Prozesse Tupfer bei OP vergessen: Verwarnung und Geldbuße für Chirurg

Wegen schwerer Fehler bei einer Brustoperation hat das Amtsgericht Hamburg einen Schönheitschirurgen zu einer Verwarnung mit Geldstrafe auf Bewährung verurteilt.

Hamburg. Als Auflage muss er 4000 Euro an eine gemeinnützige Organisation zahlen. Der 54-Jährige legte am Freitag ein Geständnis ab und drückte mehrfach sein Bedauern aus. Er hatte Anfang Juni 2012 eine junge Frau operiert, um ihre Brüste zu verkleinern. Dabei achtete er nach eigenen Angaben nicht auf die Zahl der verwendeten Tupfer. Einer blieb in der rechten Brust. Die Operationswunde heilte nicht.

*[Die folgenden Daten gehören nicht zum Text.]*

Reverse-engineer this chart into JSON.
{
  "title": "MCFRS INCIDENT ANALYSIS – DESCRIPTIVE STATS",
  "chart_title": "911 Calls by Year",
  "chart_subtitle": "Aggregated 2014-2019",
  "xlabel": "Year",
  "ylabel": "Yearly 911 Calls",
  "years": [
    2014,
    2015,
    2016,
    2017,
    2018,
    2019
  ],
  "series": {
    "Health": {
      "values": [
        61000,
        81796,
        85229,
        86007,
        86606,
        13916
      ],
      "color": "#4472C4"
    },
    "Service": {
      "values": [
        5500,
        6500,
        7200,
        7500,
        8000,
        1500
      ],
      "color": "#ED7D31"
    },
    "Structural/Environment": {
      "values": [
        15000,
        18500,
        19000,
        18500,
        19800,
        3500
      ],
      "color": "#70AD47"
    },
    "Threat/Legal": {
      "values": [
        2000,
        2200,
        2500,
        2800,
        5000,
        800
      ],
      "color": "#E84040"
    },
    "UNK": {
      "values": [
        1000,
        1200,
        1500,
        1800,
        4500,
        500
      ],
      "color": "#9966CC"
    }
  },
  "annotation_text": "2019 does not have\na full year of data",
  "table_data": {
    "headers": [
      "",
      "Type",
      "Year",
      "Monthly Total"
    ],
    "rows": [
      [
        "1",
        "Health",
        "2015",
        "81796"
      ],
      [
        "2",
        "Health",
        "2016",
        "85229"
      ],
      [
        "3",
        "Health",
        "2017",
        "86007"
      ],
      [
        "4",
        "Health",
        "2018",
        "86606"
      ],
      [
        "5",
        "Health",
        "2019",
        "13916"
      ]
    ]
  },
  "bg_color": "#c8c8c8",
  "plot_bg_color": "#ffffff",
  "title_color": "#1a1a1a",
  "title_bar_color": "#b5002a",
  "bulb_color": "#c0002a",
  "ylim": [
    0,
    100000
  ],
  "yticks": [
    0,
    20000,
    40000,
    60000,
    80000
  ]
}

Nach drei Monaten unternahm er einen weiteren Eingriff, ohne die eigentliche Ursache, den Tupfer, zu entfernen. Dieser wurde erst bei einer dritten OP in einem anderen Krankenhaus entdeckt. Dabei musste auch inzwischen abgestorbenes Gewebe entfernt werden, so dass die Frau eine irreversible Asymmetrie ihre Brüste zurückbehielt.